El crío, que desde el
altillo imagina un mundo fascinante, va edificando una memoria formada con
recuerdos que huelen a harina tostada, masa madre y leña seca. De entonces,
rememora sonidos a corteza crujiente y crepitar de jara. La nostalgia de
entonces, le sabe a miga ligera, de ésa que te mira con unos ojos enormes, y la
empapa en aceite de oliva. Desde el otero de sus fantasías aprecia un armario
desencajado, un amasijo de tablones que no desprende lágrimas de resina y sí
destila aromas a raspadura de limón.
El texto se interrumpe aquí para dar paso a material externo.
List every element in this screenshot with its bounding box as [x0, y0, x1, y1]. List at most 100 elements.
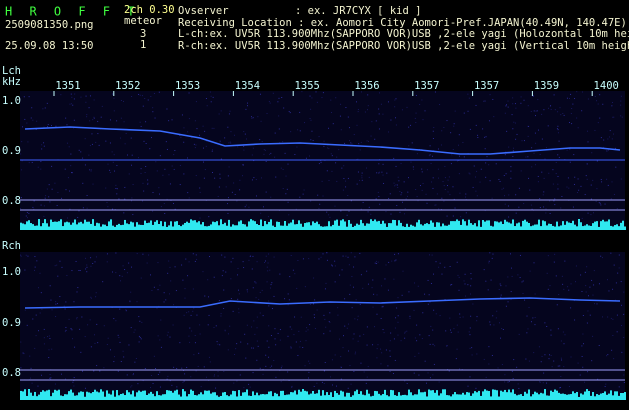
noise-floor [74, 395, 76, 400]
noise-dot [199, 333, 201, 335]
noise-floor [616, 224, 618, 230]
noise-dot [230, 298, 232, 300]
meteor-count: 3 [140, 28, 146, 40]
noise-floor [314, 393, 316, 400]
noise-floor [424, 391, 426, 400]
noise-dot [412, 166, 414, 168]
noise-dot [384, 278, 386, 280]
noise-dot [124, 186, 126, 188]
noise-dot [523, 99, 525, 101]
noise-dot [220, 313, 222, 315]
noise-dot [612, 116, 614, 118]
noise-floor [568, 222, 570, 230]
noise-dot [229, 110, 231, 112]
noise-dot [25, 254, 27, 256]
noise-dot [539, 381, 541, 383]
noise-dot [139, 320, 141, 322]
noise-floor [166, 226, 168, 230]
noise-dot [549, 200, 551, 202]
noise-dot [532, 95, 534, 97]
noise-floor [180, 226, 182, 230]
noise-floor [168, 390, 170, 400]
noise-dot [463, 156, 465, 158]
noise-dot [162, 174, 164, 176]
noise-floor [40, 226, 42, 230]
noise-dot [555, 161, 557, 163]
noise-dot [559, 107, 561, 109]
noise-floor [530, 226, 532, 230]
noise-dot [261, 141, 263, 143]
noise-floor [254, 395, 256, 400]
noise-dot [501, 363, 503, 365]
noise-dot [208, 216, 210, 218]
noise-dot [566, 97, 568, 99]
noise-floor [510, 223, 512, 230]
noise-dot [340, 366, 342, 368]
noise-dot [80, 96, 82, 98]
noise-dot [144, 171, 146, 173]
noise-dot [73, 301, 75, 303]
noise-floor [218, 225, 220, 230]
noise-dot [247, 102, 249, 104]
noise-floor [264, 221, 266, 230]
noise-floor [486, 220, 488, 230]
noise-dot [584, 381, 586, 383]
noise-dot [363, 371, 365, 373]
noise-dot [121, 275, 123, 277]
noise-dot [377, 261, 379, 263]
noise-dot [165, 141, 167, 143]
noise-dot [401, 201, 403, 203]
noise-dot [366, 270, 368, 272]
noise-floor [230, 394, 232, 400]
noise-floor [184, 222, 186, 230]
rch-info: R-ch:ex. UV5R 113.900Mhz(SAPPORO VOR)USB… [178, 40, 629, 52]
noise-dot [580, 274, 582, 276]
noise-dot [393, 182, 395, 184]
noise-floor [462, 392, 464, 400]
noise-dot [244, 333, 246, 335]
noise-dot [318, 258, 320, 260]
noise-dot [559, 365, 561, 367]
noise-floor [280, 225, 282, 230]
noise-floor [524, 219, 526, 230]
noise-floor [472, 224, 474, 230]
noise-dot [164, 213, 166, 215]
noise-dot [347, 194, 349, 196]
noise-floor [242, 392, 244, 400]
noise-dot [457, 331, 459, 333]
noise-dot [462, 141, 464, 143]
noise-floor [608, 219, 610, 230]
noise-dot [530, 110, 532, 112]
noise-floor [28, 220, 30, 230]
noise-dot [431, 155, 433, 157]
noise-dot [599, 94, 601, 96]
noise-dot [348, 264, 350, 266]
noise-dot [307, 377, 309, 379]
noise-dot [203, 366, 205, 368]
noise-dot [623, 381, 625, 383]
noise-dot [621, 116, 623, 118]
noise-dot [338, 149, 340, 151]
noise-floor [90, 223, 92, 230]
noise-floor [418, 219, 420, 230]
noise-dot [472, 303, 474, 305]
noise-dot [581, 345, 583, 347]
noise-dot [335, 385, 337, 387]
noise-dot [540, 361, 542, 363]
noise-dot [302, 193, 304, 195]
noise-dot [309, 155, 311, 157]
noise-dot [539, 207, 541, 209]
noise-dot [495, 317, 497, 319]
noise-dot [355, 101, 357, 103]
noise-dot [512, 128, 514, 130]
noise-dot [179, 164, 181, 166]
noise-dot [512, 377, 514, 379]
noise-dot [328, 214, 330, 216]
noise-dot [66, 275, 68, 277]
noise-dot [92, 262, 94, 264]
noise-floor [400, 395, 402, 400]
noise-dot [400, 194, 402, 196]
noise-dot [228, 333, 230, 335]
noise-dot [507, 276, 509, 278]
noise-dot [46, 188, 48, 190]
La tahona evoca en el niño recuerdos que
aún no tiene, pálpitos a tierra vieja y aceite nuevo.
El padre alza la
vista, lo observa y sonríe:
—Venga, acércate, te
vas a quedar como un pasmarote —le dice con un gesto cargado de complicidad.
Bajo la atenta mirada
del padre, el chiquillo desciende los escalones de dos en dos y se sitúa en una
esquina de la ancha mesa, sobre una vieja caja de madera que lo eleva lo
suficiente para dominar el quehacer paterno. Y entonces, con cierta inquietud,
comienza a gesticular con sus minúsculas manos, como esperando las órdenes del
mayor.
El padre,
sorprendido, desvía la mirada a la bóveda que sostiene la escalera. Bajo la
misma, una reluciente bicicleta hiberna varada en el deseo.
—¿No pediste una
bicicleta? ¿Acaso no te gusta?, —le pregunta dubitativo.
Pero el crío,
obviando los comentarios paternos y con cierto brillo en los ojos, hunde sus
diminutos puños en una masa terrosa, quebradiza.
Y es entonces cuando
el progenitor, ya sin argumentos, sustrae del cajón de la mesa una figura de
hojalata, una estrella de cuatro puntas, y pacientemente transforman la mesa en
un cielo espolvoreado de astros, pequeños y dulces.